My research focuses on questions that lie at the intersection of decision making and cognitive control. Most recently, I've become very interested in understanding, at a computational level, how the brain decides which decision-making strategies to employ given their costs, benefits, and their environment. I am also very interested in how such 'metacontrol' decisions affect phenomena in the broader field of psychology. I approach my research from a broad range of perspectives, using tools from experimental psychology, computational modeling, neuroimaging, and behavioral economics.

recent papers

  • Reasoning supports utilitarian resolutions to moral dilemmas across diverse measures

    Patil et al. (in prep).

    Dual-process models of morality claim that those who reason more should make more utilitarian moral judgments. Across 8 studies, we find strong evidence for this claim.

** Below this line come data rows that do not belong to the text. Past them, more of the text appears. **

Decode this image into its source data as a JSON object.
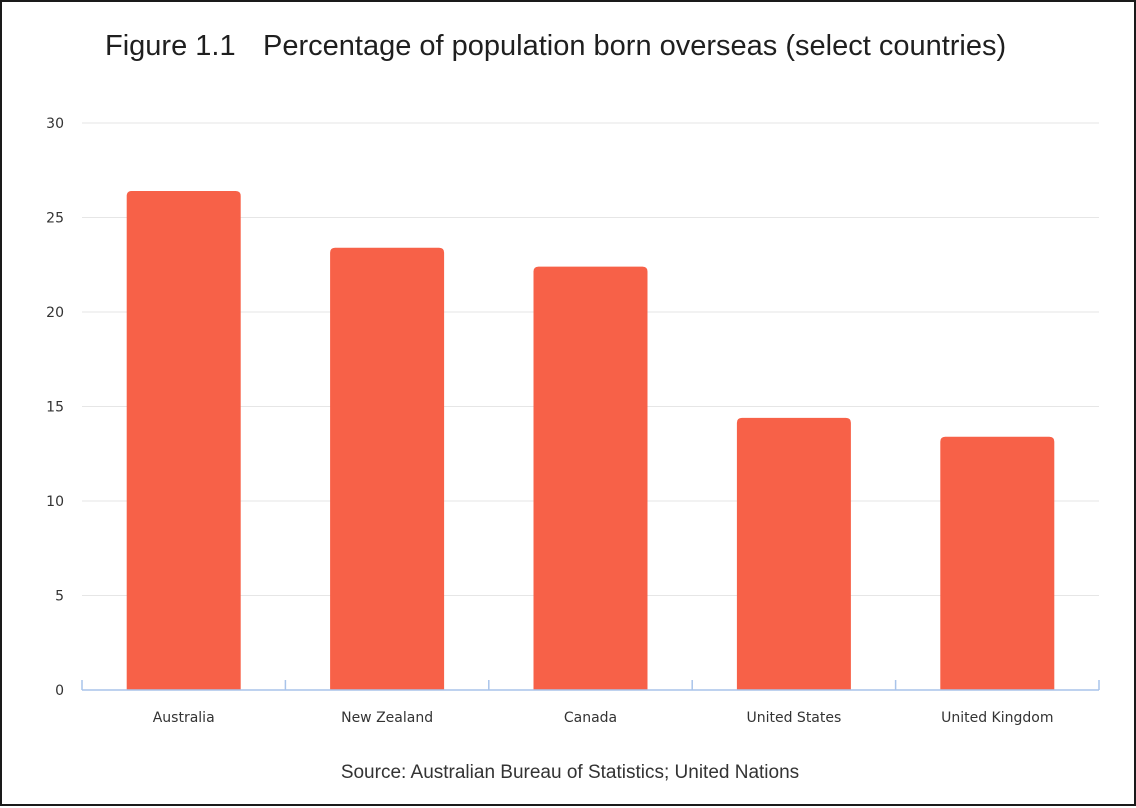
{
  "figure": {
    "number": "Figure 1.1",
    "title": "Percentage of population born overseas (select countries)",
    "source": "Source: Australian Bureau of Statistics; United Nations"
  },
  "colors": {
    "bar": "#f76148",
    "grid": "#e6e6e6",
    "axis": "#a9c4ea"
  },
  "chart_data": {
    "type": "bar",
    "categories": [
      "Australia",
      "New Zealand",
      "Canada",
      "United States",
      "United Kingdom"
    ],
    "values": [
      26.4,
      23.4,
      22.4,
      14.4,
      13.4
    ],
    "ylim": [
      0,
      30
    ],
    "yticks": [
      0,
      5,
      10,
      15,
      20,
      25,
      30
    ],
    "xlabel": "",
    "ylabel": "",
    "grid": true,
    "legend": "none"
  }
}
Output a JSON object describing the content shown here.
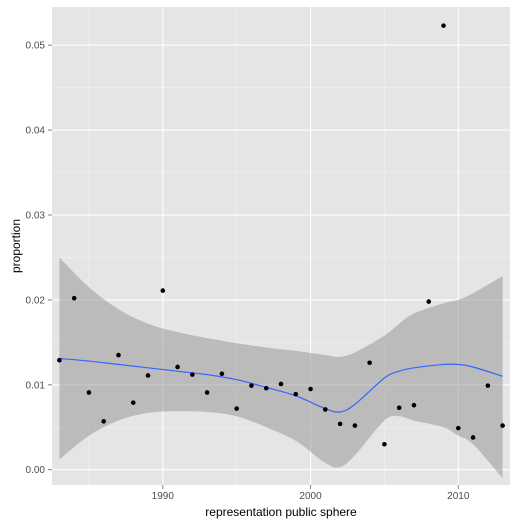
{
  "chart_data": {
    "type": "scatter",
    "xlabel": "representation public sphere",
    "ylabel": "proportion",
    "xlim": [
      1982.5,
      2013.5
    ],
    "ylim": [
      -0.0018,
      0.0545
    ],
    "x_ticks": [
      1990,
      2000,
      2010
    ],
    "x_tick_labels": [
      "1990",
      "2000",
      "2010"
    ],
    "y_ticks": [
      0.0,
      0.01,
      0.02,
      0.03,
      0.04,
      0.05
    ],
    "y_tick_labels": [
      "0.00",
      "0.01",
      "0.02",
      "0.03",
      "0.04",
      "0.05"
    ],
    "grid": true,
    "colors": {
      "panel": "#e5e5e5",
      "grid_major": "#ffffff",
      "grid_minor": "#f2f2f2",
      "points": "#000000",
      "smooth_line": "#3366ff",
      "ribbon": "#999999"
    },
    "points": [
      {
        "x": 1983,
        "y": 0.0129
      },
      {
        "x": 1984,
        "y": 0.0202
      },
      {
        "x": 1985,
        "y": 0.0091
      },
      {
        "x": 1986,
        "y": 0.0057
      },
      {
        "x": 1987,
        "y": 0.0135
      },
      {
        "x": 1988,
        "y": 0.0079
      },
      {
        "x": 1989,
        "y": 0.0111
      },
      {
        "x": 1990,
        "y": 0.0211
      },
      {
        "x": 1991,
        "y": 0.0121
      },
      {
        "x": 1992,
        "y": 0.0112
      },
      {
        "x": 1993,
        "y": 0.0091
      },
      {
        "x": 1994,
        "y": 0.0113
      },
      {
        "x": 1995,
        "y": 0.0072
      },
      {
        "x": 1996,
        "y": 0.0099
      },
      {
        "x": 1997,
        "y": 0.0096
      },
      {
        "x": 1998,
        "y": 0.0101
      },
      {
        "x": 1999,
        "y": 0.0089
      },
      {
        "x": 2000,
        "y": 0.0095
      },
      {
        "x": 2001,
        "y": 0.0071
      },
      {
        "x": 2002,
        "y": 0.0054
      },
      {
        "x": 2003,
        "y": 0.0052
      },
      {
        "x": 2004,
        "y": 0.0126
      },
      {
        "x": 2005,
        "y": 0.003
      },
      {
        "x": 2006,
        "y": 0.0073
      },
      {
        "x": 2007,
        "y": 0.0076
      },
      {
        "x": 2008,
        "y": 0.0198
      },
      {
        "x": 2009,
        "y": 0.0523
      },
      {
        "x": 2010,
        "y": 0.0049
      },
      {
        "x": 2011,
        "y": 0.0038
      },
      {
        "x": 2012,
        "y": 0.0099
      },
      {
        "x": 2013,
        "y": 0.0052
      }
    ],
    "smooth": {
      "x": [
        1983,
        1985,
        1987,
        1989,
        1991,
        1993,
        1995,
        1997,
        1999,
        2001,
        2002,
        2003,
        2005,
        2006,
        2007,
        2009,
        2010,
        2011,
        2013
      ],
      "y": [
        0.0131,
        0.0128,
        0.0124,
        0.012,
        0.0116,
        0.0112,
        0.0106,
        0.0097,
        0.0087,
        0.0072,
        0.0068,
        0.0077,
        0.0108,
        0.0116,
        0.012,
        0.0124,
        0.0124,
        0.0121,
        0.011
      ],
      "upper": [
        0.025,
        0.0215,
        0.0189,
        0.0172,
        0.0162,
        0.0155,
        0.0149,
        0.0144,
        0.014,
        0.0135,
        0.0133,
        0.0138,
        0.0158,
        0.0172,
        0.0184,
        0.0196,
        0.02,
        0.0208,
        0.0228
      ],
      "lower": [
        0.0012,
        0.004,
        0.0058,
        0.0067,
        0.0069,
        0.0068,
        0.0063,
        0.005,
        0.0034,
        0.0008,
        0.0003,
        0.0017,
        0.0058,
        0.0063,
        0.0058,
        0.005,
        0.004,
        0.003,
        -0.001
      ]
    }
  }
}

  • The transdiagnostic structure of mental effort avoidance

    Patzelt et al. (in press). Sci Rep.

    Our team has found that people's tendency to avoid mental effort predicts a number of constructs that are common to several forms of psychiatric illness.

  • Mental labour

    Kool & Botvinick (2018). Nat Hum Behav.

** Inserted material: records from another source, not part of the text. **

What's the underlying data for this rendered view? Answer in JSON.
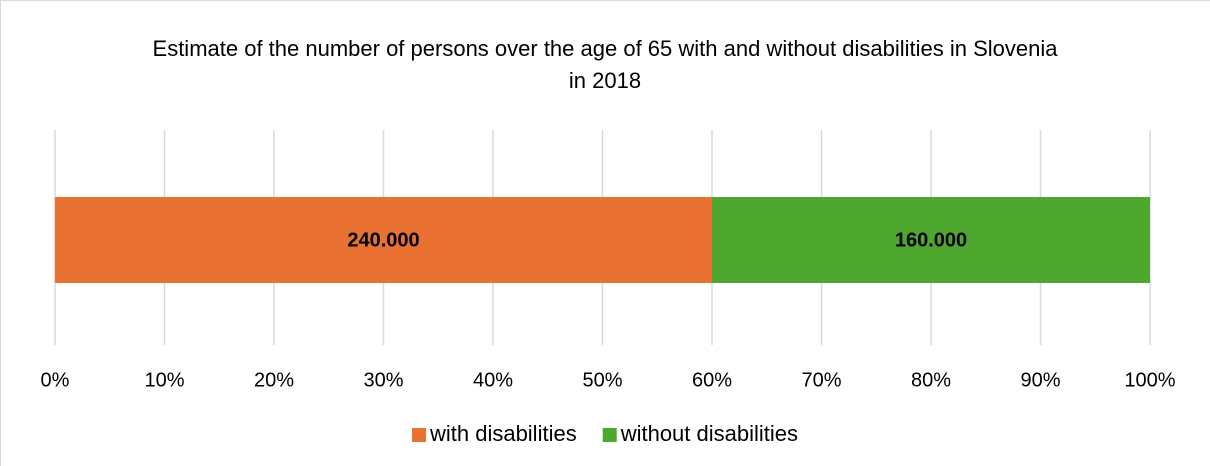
{
  "chart_data": {
    "type": "bar",
    "orientation": "horizontal",
    "stacked": "percent",
    "title": "Estimate of the number of persons over the age of 65 with and without disabilities in Slovenia in 2018",
    "series": [
      {
        "name": "with disabilities",
        "color": "#E97132",
        "values": [
          240000
        ],
        "value_labels": [
          "240.000"
        ]
      },
      {
        "name": "without disabilities",
        "color": "#4EA72E",
        "values": [
          160000
        ],
        "value_labels": [
          "160.000"
        ]
      }
    ],
    "xlim": [
      0,
      100
    ],
    "xticks": [
      {
        "value": 0,
        "label": "0%"
      },
      {
        "value": 10,
        "label": "10%"
      },
      {
        "value": 20,
        "label": "20%"
      },
      {
        "value": 30,
        "label": "30%"
      },
      {
        "value": 40,
        "label": "40%"
      },
      {
        "value": 50,
        "label": "50%"
      },
      {
        "value": 60,
        "label": "60%"
      },
      {
        "value": 70,
        "label": "70%"
      },
      {
        "value": 80,
        "label": "80%"
      },
      {
        "value": 90,
        "label": "90%"
      },
      {
        "value": 100,
        "label": "100%"
      }
    ],
    "grid": true,
    "legend": "bottom"
  }
}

    In this paper, we discuss how tools from behavioral economics provide a fruitful ground for understanding how people balance costs and benefits when exerting mental effort.

  • Planning complexity registers as a cost in metacontrol

    Kool, Gershman, & Cushman (2018). J Cogn Neurosci.

    In this series of studies, we demonstrate that our willingness to exert model-based control depends on the amount of mental effort it requires.